Our development process
We used data from Kaggle to develop a Convolutional Neural Network in Tensorflow to recognize signs in real time. After achieving a high accuracy (85%) using various techniques such as dropout and batch normalization we decided to go one step beyond. The main problem of DL models is how they tend to overfit towards the train set. We developed a platform capable of generating a bigger dataset using Django and Videoask in order to make ASL mapping much more resilient and thus, accurate in a wide variety of environments. of various American Sign Language. We also tried some masking implementations with openCV to be able to track hands automatically from videos but it was unfeasible without OpenPose.
Learning Django well enough to launch a web-page, applying all sorts of tricks to our CNN to improve its performance from 49% to 85% and moving into more complex -and computationally expensive- DL models. Creating the right framework and pipeline to be able to feed new videos recorded in the platform to our existing model.

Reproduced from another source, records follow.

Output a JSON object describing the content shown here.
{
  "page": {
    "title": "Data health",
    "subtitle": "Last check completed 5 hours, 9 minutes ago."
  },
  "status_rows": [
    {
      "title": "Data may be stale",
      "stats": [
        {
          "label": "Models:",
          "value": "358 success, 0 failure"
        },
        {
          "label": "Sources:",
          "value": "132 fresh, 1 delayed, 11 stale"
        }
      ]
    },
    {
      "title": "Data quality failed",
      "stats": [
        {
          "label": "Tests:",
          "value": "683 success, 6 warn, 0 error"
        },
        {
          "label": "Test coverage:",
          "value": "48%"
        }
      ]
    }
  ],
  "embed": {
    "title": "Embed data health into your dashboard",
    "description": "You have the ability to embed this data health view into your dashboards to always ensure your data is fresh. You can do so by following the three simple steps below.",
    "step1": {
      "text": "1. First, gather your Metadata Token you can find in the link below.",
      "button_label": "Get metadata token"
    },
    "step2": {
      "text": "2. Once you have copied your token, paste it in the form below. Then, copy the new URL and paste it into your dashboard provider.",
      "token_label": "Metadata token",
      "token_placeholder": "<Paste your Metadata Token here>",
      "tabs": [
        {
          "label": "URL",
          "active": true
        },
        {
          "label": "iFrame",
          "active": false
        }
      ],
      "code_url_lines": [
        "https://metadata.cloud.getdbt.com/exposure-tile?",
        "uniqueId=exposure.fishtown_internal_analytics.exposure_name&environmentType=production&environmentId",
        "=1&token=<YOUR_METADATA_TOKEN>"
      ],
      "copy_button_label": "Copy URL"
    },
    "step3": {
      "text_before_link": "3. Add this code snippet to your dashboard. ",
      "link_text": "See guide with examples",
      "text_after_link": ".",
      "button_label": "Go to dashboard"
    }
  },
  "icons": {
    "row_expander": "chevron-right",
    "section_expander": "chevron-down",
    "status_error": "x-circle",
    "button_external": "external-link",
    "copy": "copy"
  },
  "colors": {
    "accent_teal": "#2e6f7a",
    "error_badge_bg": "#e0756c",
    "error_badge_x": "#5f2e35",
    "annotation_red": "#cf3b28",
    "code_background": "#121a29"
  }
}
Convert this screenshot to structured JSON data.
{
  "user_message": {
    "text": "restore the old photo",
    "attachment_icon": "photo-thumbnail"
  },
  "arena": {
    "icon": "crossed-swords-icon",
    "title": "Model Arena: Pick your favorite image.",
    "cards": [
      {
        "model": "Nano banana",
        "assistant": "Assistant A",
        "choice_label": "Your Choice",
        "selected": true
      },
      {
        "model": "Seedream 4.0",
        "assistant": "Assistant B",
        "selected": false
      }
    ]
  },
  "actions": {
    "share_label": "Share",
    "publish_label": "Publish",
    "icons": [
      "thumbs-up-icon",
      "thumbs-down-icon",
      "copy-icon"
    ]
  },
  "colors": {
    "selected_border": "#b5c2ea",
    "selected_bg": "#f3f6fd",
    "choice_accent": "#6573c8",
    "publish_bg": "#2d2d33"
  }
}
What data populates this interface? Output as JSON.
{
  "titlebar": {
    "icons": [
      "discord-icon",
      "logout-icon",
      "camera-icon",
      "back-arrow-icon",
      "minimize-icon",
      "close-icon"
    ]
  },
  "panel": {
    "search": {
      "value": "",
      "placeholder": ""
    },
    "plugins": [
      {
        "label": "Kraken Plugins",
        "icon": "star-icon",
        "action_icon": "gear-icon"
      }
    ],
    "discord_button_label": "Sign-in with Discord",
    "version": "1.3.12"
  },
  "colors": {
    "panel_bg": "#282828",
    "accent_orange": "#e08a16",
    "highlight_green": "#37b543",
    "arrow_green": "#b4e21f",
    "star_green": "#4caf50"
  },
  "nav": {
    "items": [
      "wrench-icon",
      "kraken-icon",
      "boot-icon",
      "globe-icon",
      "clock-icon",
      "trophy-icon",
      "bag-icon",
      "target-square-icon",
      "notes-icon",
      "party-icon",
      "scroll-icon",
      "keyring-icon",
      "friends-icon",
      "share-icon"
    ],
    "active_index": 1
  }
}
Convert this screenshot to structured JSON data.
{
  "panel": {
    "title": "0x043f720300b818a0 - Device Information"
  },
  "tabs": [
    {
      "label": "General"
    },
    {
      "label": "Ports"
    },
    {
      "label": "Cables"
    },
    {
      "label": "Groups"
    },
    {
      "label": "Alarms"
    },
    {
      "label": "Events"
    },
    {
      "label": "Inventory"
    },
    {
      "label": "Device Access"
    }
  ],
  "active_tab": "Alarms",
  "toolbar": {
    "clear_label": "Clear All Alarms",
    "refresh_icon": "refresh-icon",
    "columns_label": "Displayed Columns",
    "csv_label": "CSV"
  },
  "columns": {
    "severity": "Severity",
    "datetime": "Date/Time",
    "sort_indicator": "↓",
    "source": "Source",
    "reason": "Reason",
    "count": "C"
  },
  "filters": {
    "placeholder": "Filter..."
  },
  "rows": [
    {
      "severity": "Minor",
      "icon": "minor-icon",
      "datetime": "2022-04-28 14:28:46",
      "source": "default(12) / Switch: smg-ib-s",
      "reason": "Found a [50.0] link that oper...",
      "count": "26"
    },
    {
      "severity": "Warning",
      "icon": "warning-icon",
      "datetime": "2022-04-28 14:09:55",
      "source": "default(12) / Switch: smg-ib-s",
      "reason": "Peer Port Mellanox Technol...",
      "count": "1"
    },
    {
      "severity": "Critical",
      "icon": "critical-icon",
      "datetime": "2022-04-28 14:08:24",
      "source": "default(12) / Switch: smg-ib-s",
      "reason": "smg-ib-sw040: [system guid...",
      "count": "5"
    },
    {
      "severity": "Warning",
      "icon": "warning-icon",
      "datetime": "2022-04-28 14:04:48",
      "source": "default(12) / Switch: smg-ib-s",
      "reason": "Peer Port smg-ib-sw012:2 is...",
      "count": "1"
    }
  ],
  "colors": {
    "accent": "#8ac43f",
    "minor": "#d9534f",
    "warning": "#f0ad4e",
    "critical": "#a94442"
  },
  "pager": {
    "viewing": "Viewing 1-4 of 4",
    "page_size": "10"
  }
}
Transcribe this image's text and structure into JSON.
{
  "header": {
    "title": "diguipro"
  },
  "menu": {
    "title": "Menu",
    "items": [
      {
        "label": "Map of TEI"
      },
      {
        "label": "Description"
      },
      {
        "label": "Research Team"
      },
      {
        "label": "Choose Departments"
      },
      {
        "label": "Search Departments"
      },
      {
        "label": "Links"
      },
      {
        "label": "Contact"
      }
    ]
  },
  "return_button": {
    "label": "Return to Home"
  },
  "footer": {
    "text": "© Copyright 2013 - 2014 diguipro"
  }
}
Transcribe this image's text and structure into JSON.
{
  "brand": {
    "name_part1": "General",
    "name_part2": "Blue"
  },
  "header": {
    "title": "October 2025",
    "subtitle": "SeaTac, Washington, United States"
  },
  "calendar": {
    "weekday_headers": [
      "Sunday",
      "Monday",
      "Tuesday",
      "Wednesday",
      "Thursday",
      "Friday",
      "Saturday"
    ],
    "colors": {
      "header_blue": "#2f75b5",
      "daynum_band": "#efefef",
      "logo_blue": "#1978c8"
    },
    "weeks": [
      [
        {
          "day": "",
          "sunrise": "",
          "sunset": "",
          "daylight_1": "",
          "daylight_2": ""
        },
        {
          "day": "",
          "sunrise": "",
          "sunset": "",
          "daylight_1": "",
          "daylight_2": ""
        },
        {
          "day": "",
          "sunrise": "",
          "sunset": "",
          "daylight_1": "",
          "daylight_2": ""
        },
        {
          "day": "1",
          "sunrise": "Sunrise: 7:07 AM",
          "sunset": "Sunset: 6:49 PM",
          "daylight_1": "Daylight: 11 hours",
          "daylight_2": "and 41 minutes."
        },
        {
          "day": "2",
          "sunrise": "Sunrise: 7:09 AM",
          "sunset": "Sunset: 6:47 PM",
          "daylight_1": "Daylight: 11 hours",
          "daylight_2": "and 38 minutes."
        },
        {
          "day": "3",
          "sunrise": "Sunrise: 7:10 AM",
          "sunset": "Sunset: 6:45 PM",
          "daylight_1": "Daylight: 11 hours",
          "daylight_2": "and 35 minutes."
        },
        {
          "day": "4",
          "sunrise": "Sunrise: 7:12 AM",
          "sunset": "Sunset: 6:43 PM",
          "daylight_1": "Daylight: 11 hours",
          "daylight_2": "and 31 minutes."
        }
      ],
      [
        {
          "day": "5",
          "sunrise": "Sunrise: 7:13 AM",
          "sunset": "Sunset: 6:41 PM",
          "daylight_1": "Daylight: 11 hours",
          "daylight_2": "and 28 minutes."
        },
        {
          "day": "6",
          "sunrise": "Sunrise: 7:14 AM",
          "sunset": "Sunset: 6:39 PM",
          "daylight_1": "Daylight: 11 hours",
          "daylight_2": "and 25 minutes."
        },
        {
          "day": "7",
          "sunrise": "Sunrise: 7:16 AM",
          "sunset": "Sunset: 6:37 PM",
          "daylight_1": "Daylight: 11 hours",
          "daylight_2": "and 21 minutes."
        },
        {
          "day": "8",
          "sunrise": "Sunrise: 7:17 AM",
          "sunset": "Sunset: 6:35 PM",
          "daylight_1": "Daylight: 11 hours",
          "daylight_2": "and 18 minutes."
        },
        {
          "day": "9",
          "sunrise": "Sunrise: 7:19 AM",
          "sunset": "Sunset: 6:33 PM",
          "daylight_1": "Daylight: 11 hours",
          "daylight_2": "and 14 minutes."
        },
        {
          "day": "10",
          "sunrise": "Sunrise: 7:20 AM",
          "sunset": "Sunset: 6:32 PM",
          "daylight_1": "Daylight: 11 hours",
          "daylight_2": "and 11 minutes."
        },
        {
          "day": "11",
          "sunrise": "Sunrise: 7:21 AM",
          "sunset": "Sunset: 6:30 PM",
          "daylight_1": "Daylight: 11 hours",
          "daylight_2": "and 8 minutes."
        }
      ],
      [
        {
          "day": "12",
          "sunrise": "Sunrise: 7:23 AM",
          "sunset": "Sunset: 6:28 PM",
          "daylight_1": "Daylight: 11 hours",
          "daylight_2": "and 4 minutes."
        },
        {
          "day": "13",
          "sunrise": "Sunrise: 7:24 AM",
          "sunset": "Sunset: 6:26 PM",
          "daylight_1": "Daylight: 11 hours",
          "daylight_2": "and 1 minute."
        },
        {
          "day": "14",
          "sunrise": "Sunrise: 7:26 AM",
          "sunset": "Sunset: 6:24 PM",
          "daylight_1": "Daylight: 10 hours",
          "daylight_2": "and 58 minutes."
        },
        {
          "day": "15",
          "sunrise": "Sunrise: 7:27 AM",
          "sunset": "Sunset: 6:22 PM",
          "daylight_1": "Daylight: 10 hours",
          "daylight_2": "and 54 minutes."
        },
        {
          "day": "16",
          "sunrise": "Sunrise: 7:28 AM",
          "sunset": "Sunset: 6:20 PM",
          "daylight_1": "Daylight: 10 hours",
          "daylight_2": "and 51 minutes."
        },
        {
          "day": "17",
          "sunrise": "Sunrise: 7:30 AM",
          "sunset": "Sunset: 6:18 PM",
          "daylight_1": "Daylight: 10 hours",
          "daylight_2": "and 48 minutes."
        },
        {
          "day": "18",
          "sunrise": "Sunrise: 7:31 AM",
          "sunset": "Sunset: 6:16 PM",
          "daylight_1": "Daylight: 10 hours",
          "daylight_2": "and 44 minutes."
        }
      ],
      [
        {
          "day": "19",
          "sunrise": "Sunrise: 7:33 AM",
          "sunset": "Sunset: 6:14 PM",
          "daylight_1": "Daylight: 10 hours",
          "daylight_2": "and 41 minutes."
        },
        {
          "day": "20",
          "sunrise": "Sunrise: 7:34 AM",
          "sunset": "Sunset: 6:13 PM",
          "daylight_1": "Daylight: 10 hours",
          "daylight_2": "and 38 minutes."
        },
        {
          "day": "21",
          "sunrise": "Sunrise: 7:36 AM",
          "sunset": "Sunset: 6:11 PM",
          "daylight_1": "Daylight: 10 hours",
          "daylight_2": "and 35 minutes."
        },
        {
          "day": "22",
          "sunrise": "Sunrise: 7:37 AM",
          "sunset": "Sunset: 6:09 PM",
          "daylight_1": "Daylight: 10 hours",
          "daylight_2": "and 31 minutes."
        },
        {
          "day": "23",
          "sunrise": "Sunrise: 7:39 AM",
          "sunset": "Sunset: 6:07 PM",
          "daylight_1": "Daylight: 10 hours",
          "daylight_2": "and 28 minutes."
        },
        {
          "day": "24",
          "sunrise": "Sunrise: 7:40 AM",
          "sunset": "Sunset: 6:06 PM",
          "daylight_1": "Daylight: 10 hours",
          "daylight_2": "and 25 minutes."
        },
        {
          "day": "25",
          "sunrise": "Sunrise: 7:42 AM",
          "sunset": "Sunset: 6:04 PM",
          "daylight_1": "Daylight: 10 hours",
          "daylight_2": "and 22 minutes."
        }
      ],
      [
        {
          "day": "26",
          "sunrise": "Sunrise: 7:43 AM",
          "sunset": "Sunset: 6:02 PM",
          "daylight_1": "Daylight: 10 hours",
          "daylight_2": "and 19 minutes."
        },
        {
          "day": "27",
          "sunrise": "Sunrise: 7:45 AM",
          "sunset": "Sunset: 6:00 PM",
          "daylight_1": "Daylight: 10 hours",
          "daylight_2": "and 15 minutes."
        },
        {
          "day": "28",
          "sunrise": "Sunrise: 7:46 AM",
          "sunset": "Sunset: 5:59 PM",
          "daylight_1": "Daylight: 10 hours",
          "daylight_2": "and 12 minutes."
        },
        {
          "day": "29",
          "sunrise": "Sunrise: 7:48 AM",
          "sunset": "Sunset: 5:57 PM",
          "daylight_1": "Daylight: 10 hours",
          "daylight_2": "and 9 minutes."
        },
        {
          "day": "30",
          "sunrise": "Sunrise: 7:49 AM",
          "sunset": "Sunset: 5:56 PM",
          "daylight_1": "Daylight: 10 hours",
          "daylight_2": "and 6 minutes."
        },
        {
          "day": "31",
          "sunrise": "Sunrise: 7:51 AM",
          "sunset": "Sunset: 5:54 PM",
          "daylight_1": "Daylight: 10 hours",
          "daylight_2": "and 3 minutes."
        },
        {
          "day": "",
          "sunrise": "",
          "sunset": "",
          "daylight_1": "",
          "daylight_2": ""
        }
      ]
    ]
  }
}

Being able to classify the sign languages with an accuracy of 85% and creating a pipeline to allow anyone to upload their own signs and get benchmarked on it.
What we learned
Using CNN's together with video classification, failing to do openCV, all sorts of typeform tricks and how to code a website in Django.
What is next for us
Creating the biggest ASL Sign dataset by fostering collaboration, improving the accuracy, adding support for additional languages and shifting from signs to complete words (more complex due to the movement) and making OpenCV detect the bounding box automatically.